Второй отдел составляют эпитеты пояснительные: в основе какой-нибудь один признак, либо 1) считающийся существенным в предмете, либо 2) характеризующий его по отношению к практической цели и идеальному совершенству. По содержанию эти эпитеты распадаются на целый ряд групповых отличий; в них много переживаний, отразились те или другие народно-психические воззрения, элементы местной истории, разные степени сознательности и отвлечения и богатство аналогий, растущее со временем.
Говоря о существенном признаке предмета, как характерном для содержания пояснительного эпитета, мы должны иметь в виду относительность этой существенности [74].
Две группы пояснительных эпитетов заслуживают особого внимания: эпитет-метафора и синкретический, сливающиеся для нас в одно целое, тогда как между ними лежит полоса развития: от безразличия впечатлений к их сознательной раздельности [76].
История эпитета, к которой и перехожу, укажет, как и под какими влияниями совершалась эволюция его содержания.
В связи с его назначением: отметить в предмете черту, казавшуюся для него характерной, существенной, показательной, стоит, по-видимому, его постоянство при известных словах. Греческий, славянский и средневековый европейский эпос представляют обильные примеры [78].
…За их (обрядами. – А.Х.) постоянством лежат тысячелетия выработки и отбора. Так и с эпитетом: по существу он так же односторонен, как и слово, явившееся показателем предмета, обобщив одно какое-нибудь высказанное им впечатление, как существенное, но не исключающее другие подобные определения.

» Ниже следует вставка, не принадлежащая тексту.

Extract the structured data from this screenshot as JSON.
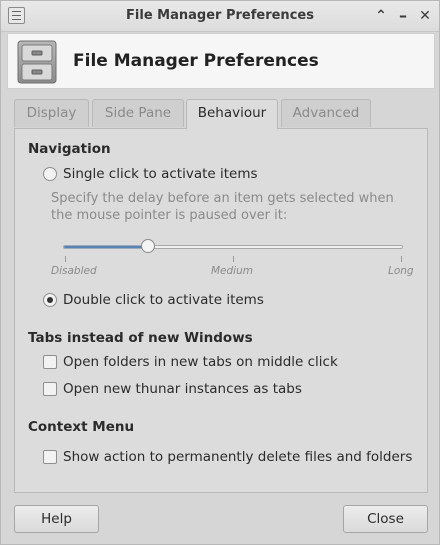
{
  "window": {
    "title": "File Manager Preferences"
  },
  "header": {
    "title": "File Manager Preferences",
    "icon": "file-cabinet-icon"
  },
  "tabs": [
    {
      "label": "Display",
      "active": false
    },
    {
      "label": "Side Pane",
      "active": false
    },
    {
      "label": "Behaviour",
      "active": true
    },
    {
      "label": "Advanced",
      "active": false
    }
  ],
  "navigation": {
    "heading": "Navigation",
    "single_click_label": "Single click to activate items",
    "single_click_selected": false,
    "delay_hint": "Specify the delay before an item gets selected when the mouse pointer is paused over it:",
    "delay_slider": {
      "value": 0.25,
      "labels": [
        "Disabled",
        "Medium",
        "Long"
      ]
    },
    "double_click_label": "Double click to activate items",
    "double_click_selected": true
  },
  "tabs_section": {
    "heading": "Tabs instead of new Windows",
    "middle_click_label": "Open folders in new tabs on middle click",
    "middle_click_checked": false,
    "thunar_tabs_label": "Open new thunar instances as tabs",
    "thunar_tabs_checked": false
  },
  "context_menu": {
    "heading": "Context Menu",
    "delete_action_label": "Show action to permanently delete files and folders",
    "delete_action_checked": false
  },
  "buttons": {
    "help": "Help",
    "close": "Close"
  },
  "colors": {
    "accent": "#4a86c8"
  }
}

При деве – блестящей возможен был, например, не один, а несколько эпитетов, разнообразно дополняющих основное значение слова; выход из этого разнообразия к постоянству принадлежит уже позднейшему подбору на почве усиливавшейся поэтической традиции, песенного шаблона, школы: иные эпитеты понравились по той же причине, по которой пошла в ход и перепевы та или другая песня, а с нею и её образы и словарь… [79].
Очень может быть, что в пору древнейшего песенного развития, которую мы отличаем названием лирико-эпического или синкретического, это постоянство ещё не установилось, лишь позднее оно стало признаком того типически-условного – и сословного миросозерцания и стиля (отразившегося и в условных типах красоты, героизма и т. д.), который мы считаем, несколько односторонне, характерным для эпоса и народной поэзии.

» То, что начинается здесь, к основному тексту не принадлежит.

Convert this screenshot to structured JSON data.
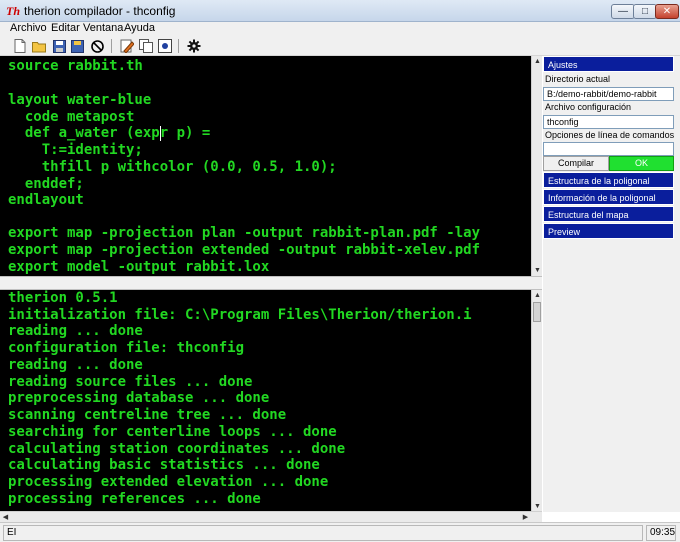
{
  "window": {
    "app_icon": "Th",
    "title": "therion compilador - thconfig",
    "controls": [
      "minimize",
      "maximize",
      "close"
    ]
  },
  "menu": [
    "Archivo",
    "Editar",
    "Ventana",
    "Ayuda"
  ],
  "toolbar": {
    "icons": [
      "new-file-icon",
      "open-folder-icon",
      "save-icon",
      "save-all-icon",
      "stop-icon",
      "edit-icon",
      "copy-icon",
      "compile-icon",
      "settings-icon"
    ]
  },
  "editor": {
    "lines": [
      "source rabbit.th",
      "",
      "layout water-blue",
      "  code metapost",
      "  def a_water (expr p) =",
      "    T:=identity;",
      "    thfill p withcolor (0.0, 0.5, 1.0);",
      "  enddef;",
      "endlayout",
      "",
      "export map -projection plan -output rabbit-plan.pdf -lay",
      "export map -projection extended -output rabbit-xelev.pdf",
      "export model -output rabbit.lox"
    ]
  },
  "console": {
    "lines": [
      "therion 0.5.1",
      "initialization file: C:\\Program Files\\Therion/therion.i",
      "reading ... done",
      "configuration file: thconfig",
      "reading ... done",
      "reading source files ... done",
      "preprocessing database ... done",
      "scanning centreline tree ... done",
      "searching for centerline loops ... done",
      "calculating station coordinates ... done",
      "calculating basic statistics ... done",
      "processing extended elevation ... done",
      "processing references ... done"
    ]
  },
  "settings": {
    "header": "Ajustes",
    "current_dir_label": "Directorio actual",
    "current_dir_value": "B:/demo-rabbit/demo-rabbit",
    "config_file_label": "Archivo configuración",
    "config_file_value": "thconfig",
    "cmdline_label": "Opciones de línea de comandos",
    "cmdline_value": "",
    "compile_label": "Compilar",
    "ok_label": "OK"
  },
  "panels": [
    "Estructura de la poligonal",
    "Información de la poligonal",
    "Estructura del mapa",
    "Preview"
  ],
  "statusbar": {
    "mode": "EI",
    "time": "09:35"
  },
  "colors": {
    "code_text": "#22d822",
    "code_bg": "#000000",
    "panel_header": "#0a1e9c",
    "ok_button": "#20e030"
  }
}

И здесь представляются отличия: народные или исторические – это может разъяснить только частичное исследование, распространенное и на эпические или эпико-лирические песни народов, стоящих на низшей степени культуры. Мне сдаётся, что у них мы не найдём того обилия повторяющихся эпитетов, каким отличается, например, русский и сербский эпос; что последнее явление, как и повторение стихов и целых групп стихов, и богатство общих мест не что иное, как мнемонический приём эпики, уже не творящейся, а повторяющейся, или воспевающей и новое, но в старых формах. Так поют киргизские певцы: их творчество – в комбинации готовых песенных формул; так пели скоморохи и шпильманы, [80].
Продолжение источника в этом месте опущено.